Druckerabteilung von Big Blue auf Schlingerkurs in ungewisse Zukunft

09.10.1998

MÜNCHEN: Big Blue will offensichtlich Ballast abwerfen. Von unternehmensnahen Quellen verlautete, daß neben dem weltweiten Telekommunikationsnetz nach wie vor auch die erfolglose Drucker-Division unter den Hammer kommen soll.Mit Douglas Maine hat Big Blue-Chef Louis Gerstner Mitte April offensichtlich einen beinharten Sanierer an Bord geholt. Denn nunmehr reißen die Meldungen über mögliche Verkäufe unprofitabler Geschäftsbereiche nicht mehr ab.

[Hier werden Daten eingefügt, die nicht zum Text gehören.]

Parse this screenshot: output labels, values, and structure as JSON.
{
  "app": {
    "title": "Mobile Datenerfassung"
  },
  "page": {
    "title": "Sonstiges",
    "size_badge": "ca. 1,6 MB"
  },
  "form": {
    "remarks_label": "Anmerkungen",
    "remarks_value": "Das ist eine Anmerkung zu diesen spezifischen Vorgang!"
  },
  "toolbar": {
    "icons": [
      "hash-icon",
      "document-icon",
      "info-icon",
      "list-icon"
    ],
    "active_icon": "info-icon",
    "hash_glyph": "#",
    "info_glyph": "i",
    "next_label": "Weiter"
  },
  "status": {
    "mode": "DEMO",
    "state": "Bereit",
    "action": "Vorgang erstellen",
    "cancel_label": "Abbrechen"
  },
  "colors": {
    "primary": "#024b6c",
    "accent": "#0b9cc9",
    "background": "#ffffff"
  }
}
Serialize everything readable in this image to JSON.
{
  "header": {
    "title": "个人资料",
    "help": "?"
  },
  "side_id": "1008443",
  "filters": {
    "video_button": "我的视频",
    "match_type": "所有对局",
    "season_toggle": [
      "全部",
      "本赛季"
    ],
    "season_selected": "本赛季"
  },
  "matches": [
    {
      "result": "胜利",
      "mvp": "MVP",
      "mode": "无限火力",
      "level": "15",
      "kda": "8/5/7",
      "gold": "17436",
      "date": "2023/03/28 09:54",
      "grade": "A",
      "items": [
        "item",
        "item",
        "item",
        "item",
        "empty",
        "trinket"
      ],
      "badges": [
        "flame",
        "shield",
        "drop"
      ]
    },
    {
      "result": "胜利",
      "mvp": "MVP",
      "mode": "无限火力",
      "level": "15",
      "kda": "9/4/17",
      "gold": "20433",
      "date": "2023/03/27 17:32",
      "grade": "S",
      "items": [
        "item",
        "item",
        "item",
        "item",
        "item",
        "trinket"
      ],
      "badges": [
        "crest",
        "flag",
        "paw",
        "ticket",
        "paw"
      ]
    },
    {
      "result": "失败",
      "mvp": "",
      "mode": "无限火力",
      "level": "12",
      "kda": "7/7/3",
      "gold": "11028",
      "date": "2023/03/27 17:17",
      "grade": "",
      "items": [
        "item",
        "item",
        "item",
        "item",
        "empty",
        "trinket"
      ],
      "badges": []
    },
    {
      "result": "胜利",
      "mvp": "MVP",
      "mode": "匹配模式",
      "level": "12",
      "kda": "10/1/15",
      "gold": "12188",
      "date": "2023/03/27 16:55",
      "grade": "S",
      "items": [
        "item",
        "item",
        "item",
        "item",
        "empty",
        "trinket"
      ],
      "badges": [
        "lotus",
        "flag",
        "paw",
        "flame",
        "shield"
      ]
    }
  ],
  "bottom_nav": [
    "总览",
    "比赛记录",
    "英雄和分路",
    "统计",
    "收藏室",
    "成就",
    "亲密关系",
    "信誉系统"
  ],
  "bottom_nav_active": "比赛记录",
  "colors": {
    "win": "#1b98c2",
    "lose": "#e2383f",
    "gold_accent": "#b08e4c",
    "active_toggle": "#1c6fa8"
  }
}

Investmentbroker Merrill Lynch soll mit der Suche eines Käufers für IBMs weltweites Telekommunikationsnetz beauftragt worden sein, und bereits im Juli veröffentlichte das renommierte New Yorker Wirtschaftsblatt "Wall Street Journal", daß für die Printer-Division (weltweiter Umsatz 1997: zwei Milliarden Dollar) ein Abnehmer gesucht werde. Dementiert hat IBM diese Berichte bis heute nicht. Bereits 1991 schlug der IT-Gigant schon einmal seine erfolglose Druckerabteilung los. Aus ihr ging die heutige Lexmark hervor.

Während sich Dieter Weißhaar, Leiter des Geschäftsbereichs Drucksysteme bei der IBM Deutschland Informationssysteme GmbH in Düsseldorf, bis oben hin zugeknöpft zeigt und gegenüber ComputerPartner zu keiner Stellungnahme bereit ist, scheint der Verkauf des erfolglosen IBM-Anhängsels für Branchenkenner bereits beschlossene Sache. "Die Weichen sind längst gestellt, da die Division mittlerweile völlig autark arbeitet", weiß ein Unternehmenskenner zu berichten. "Mich würde es wundern, wenn sich die IBM nicht schleunigst von diesem Verlustkandidaten trennt", kommentiert ein Mitbewerber. Ein langjähriger Geschäftspartner berichtet gar, daß einige "gemeinsam geplante Projekte seit geraumer Zeit auf Eis liegen". Neben Lexmark wird auch Xerox (liefern fast alle Laserprinter als OEM-Ware an IBM) in der Branche als möglicher Käufer gehandelt, Canon soll - so ein Insider - bereits dankend abgewunken haben.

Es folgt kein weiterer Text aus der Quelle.